According to the rules of logic, the person who says, “I’m going to get a hamburger or a hot dog and a cup of coffee,” wants one of two things: (a) a hamburger; or (b) a hot dog and a cup of coffee.
That’s a helpful example rachelrachel - thanks.
“but I am assuming this about how different staff read the menu and not the declining state of the economy.”
Why? That does appear likely to play a role.
No doubt Humphrey’s change was delivered in a wheelbarrow. Thanks, Obama!
Humphreys’s. Bad thread in which to go misplacing apostrophes.
Isn’t the possessive form “Humphreys’ “? You only add the ‘s if it’s a word of one syllable, I thought.
Unless the word is (e.g.) “Ross,” in which case it is not “Ross’s” but “Ross’ .”
2 is most in line with the syntax.
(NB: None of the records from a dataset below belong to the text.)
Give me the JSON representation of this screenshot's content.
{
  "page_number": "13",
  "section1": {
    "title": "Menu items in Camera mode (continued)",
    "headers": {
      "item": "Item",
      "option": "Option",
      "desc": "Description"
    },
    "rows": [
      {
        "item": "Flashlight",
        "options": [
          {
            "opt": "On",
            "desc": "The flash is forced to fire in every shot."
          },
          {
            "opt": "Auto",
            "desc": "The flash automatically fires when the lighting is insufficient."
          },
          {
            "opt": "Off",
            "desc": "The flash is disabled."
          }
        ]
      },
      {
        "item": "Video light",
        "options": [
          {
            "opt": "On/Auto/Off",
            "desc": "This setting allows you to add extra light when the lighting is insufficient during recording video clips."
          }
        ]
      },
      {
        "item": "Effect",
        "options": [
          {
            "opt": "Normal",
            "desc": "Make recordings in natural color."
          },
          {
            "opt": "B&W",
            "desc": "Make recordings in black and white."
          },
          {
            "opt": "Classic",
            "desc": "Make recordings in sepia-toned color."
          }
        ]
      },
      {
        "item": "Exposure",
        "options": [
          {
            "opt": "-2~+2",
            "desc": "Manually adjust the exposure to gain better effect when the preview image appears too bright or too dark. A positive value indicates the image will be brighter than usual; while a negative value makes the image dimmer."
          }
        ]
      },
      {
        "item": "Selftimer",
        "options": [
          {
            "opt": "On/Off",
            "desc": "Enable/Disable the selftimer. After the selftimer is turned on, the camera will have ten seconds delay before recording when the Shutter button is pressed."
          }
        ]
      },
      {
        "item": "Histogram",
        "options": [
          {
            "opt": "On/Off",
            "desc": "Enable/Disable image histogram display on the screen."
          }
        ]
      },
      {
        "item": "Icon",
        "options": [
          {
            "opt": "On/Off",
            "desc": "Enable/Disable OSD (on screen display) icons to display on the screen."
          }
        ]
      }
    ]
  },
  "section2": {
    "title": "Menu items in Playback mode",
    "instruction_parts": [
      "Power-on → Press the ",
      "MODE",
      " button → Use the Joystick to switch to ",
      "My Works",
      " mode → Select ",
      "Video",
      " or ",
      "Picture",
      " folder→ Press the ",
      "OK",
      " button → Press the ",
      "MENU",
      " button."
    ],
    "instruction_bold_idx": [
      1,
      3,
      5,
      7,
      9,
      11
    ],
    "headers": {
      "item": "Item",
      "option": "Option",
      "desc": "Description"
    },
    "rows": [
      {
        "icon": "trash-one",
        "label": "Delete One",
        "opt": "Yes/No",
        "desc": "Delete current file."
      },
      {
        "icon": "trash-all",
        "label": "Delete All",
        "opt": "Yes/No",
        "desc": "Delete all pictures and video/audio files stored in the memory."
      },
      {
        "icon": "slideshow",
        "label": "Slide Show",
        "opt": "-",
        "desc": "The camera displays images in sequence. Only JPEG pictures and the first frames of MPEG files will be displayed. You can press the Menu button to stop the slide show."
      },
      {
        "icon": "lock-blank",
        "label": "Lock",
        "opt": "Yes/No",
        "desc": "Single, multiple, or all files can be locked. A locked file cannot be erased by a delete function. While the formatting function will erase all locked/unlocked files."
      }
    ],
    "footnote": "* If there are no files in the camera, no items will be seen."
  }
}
Churro is clearly set off separately (and is more of a sweet dessert thing so that’s logical to come as its own item.) If the choice was just between beans and rice, why are the words applesauce and chips after “choice of”? The most clear writing to align with each result:
1: Includes applesauce, chips, a choice of beans or rice; and a churro.
2: as written
3: Includes a choice of applesauce, chips, beans, rice, or a churro.
But why would anyone want a chorro (also slang for diarrhea) when visiting a Mexican restaurant?
Churros are delicious, on the other hand.
Don’t knock it — it helps keep the weight off.
Not to mention catching up on your magazine reading.
Thinking about it a bit more, I wonder if the menu didn’t use the simpler “Includes a churro and a choice of…” and I expect it’s because despite not being logically essential, the mind wants the items to appear in the sentence in the same order one usually eats them.
If they moved the colon to follow “Includes” and used the Oxford comma, they’d be cool:
Includes: a choice of applesauce, chips, beans, or rice; and a churro.
That intention would be my best guess; but if so it would be far better to say, “Includes a churro and a choice of applesauce, chips, beans, or rice.” What we have here in clearly bad drafting, even if there was a clear intention; and there might not have been.
Or “includes churro and one side (applesauce, chips, beans, or rice)”
Kmart. Yeah, definitely Kmart.
-Rain Man
Cashier 2.
I find the menu no more or less confusing than the title of the post.
The mystery is entirely syntactical. It’s not Mexican in any way. If they had added up the prices incorrectly, would that be a mexican math issue?
Not to mention that the restaurant started in San Diego, California, and is not particularly Mexican outside of its origination story.
Nevertheless, it is so clearly a poorly worded version of this: “A churro, and your choice of rice, beans, chips or applesauce.”
It seems a little bizarre for a Mexican food chain to have a choice of beans OR rice. Beans and rice are almost as inseparable as salt & pepper. Perhaps the intent was “Includes a choice of: applesauce, chips, beans and rice; or a churro”?